Di banyak sudut kota di Indonesia, tampak papan bertuliskan “WiFi Gratis” menjadi daya tarik tersendiri.
Strategi sederhana, namun efektif: memberi sesuatu secara cuma-cuma untuk menarik pelanggan.
Namun, jauh sebelum sinyal internet jadi kebutuhan pokok, warung kopi punya cara lain yang tak kalah cerdas dalam memikat pengunjungnya.
Di Banda Aceh pada tahun 1980-an, para pengusaha warung kopi punya jurus marketing yang kini bisa dibilang visioner — menyediakan hiburan film gratis lewat pemutaran video kaset.
Harian Berita Yudha edisi 15 September 1983 mencatat fenomena ini: warung-warung kopi di sekitar kota Banda Aceh ramai memasang pemutar video kaset yang menayangkan film-film populer bagi para tamu mereka.
Hiburan ini disajikan tanpa biaya tambahan — cukup pesan kopi atau makanan ringan, dan pengunjung bisa menikmati tontonan layaknya di bioskop kecil.

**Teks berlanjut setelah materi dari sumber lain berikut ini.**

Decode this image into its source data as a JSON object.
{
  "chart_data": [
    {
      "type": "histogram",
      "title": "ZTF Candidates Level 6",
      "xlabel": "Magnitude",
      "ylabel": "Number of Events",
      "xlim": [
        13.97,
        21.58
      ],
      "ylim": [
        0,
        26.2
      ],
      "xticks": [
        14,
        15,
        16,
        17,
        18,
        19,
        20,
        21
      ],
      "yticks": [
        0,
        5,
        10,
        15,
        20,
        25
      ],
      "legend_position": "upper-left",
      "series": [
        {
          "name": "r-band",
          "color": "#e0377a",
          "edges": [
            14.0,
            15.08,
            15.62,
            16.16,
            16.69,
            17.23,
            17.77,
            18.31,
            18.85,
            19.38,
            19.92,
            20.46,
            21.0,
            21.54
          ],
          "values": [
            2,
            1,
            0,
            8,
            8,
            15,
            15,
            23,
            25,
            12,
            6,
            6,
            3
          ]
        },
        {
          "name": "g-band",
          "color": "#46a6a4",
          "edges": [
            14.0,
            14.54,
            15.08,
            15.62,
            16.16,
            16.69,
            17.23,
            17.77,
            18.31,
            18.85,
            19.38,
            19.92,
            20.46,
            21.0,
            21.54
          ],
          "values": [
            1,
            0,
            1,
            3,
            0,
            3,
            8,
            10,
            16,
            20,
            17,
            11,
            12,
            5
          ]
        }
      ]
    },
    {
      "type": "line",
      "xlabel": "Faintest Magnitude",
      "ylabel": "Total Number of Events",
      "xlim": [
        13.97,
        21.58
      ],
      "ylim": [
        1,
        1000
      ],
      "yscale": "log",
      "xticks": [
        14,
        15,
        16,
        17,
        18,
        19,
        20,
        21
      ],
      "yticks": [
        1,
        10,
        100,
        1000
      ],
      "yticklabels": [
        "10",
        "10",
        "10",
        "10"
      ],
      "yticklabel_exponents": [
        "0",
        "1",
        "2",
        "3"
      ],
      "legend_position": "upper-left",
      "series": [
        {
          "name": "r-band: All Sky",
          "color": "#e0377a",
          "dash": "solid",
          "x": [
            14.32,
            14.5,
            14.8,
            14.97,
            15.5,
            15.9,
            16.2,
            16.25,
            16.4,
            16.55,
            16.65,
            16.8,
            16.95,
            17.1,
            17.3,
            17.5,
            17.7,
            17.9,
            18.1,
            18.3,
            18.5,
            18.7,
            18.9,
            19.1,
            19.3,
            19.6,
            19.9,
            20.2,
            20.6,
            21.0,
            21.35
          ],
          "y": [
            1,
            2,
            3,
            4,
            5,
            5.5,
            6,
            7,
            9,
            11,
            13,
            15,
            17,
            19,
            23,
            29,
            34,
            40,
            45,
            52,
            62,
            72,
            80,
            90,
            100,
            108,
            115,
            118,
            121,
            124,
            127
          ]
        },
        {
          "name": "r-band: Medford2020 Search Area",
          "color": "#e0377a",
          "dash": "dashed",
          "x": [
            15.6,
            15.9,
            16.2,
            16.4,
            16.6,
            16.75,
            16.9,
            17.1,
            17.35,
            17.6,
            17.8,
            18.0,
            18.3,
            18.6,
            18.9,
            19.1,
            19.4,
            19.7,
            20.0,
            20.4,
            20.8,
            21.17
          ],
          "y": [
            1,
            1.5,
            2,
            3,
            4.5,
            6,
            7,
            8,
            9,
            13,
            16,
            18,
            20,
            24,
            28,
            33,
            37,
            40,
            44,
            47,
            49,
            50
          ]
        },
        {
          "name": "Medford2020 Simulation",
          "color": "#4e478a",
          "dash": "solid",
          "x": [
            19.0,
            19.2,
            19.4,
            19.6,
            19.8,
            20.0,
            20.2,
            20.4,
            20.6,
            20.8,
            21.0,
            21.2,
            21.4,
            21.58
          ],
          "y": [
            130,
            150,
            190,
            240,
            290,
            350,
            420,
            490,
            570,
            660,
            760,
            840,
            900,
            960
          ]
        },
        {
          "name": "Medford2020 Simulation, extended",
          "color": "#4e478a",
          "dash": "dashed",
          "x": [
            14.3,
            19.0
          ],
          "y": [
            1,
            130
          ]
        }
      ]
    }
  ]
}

Para pemilik warung menyadari satu hal: hiburan adalah magnet sosial.
Kala itu, menonton film di bioskop masih menjadi kemewahan, terutama bagi masyarakat kelas pekerja.
Maka, menghadirkan “bioskop mini” di warung kopi menjadi strategi yang cerdas sekaligus inklusif — membuat pelanggan betah, menambah omset, dan menjadikan warung sebagai ruang berkumpul yang hidup.
- Iklan Google -
Kini, empat dekade berselang, strategi itu berevolusi.
Film layar tancap berganti layar ponsel, dan pemutar video kaset berganti dengan jaringan WiFi.
Namun esensinya tetap sama — “gratisan” sebagai perekat interaksi dan daya tarik bisnis.
Di balik secangkir kopi dan koneksi internet, ada kesinambungan sejarah kecil tentang bagaimana warung kopi selalu tahu cara memahami zaman.
Dari video kaset di tahun 1983 hingga WiFi di tahun 2025, mereka tetap menjadi ruang publik yang tak sekadar menjual minuman — tetapi juga menghadirkan pengalaman bersama.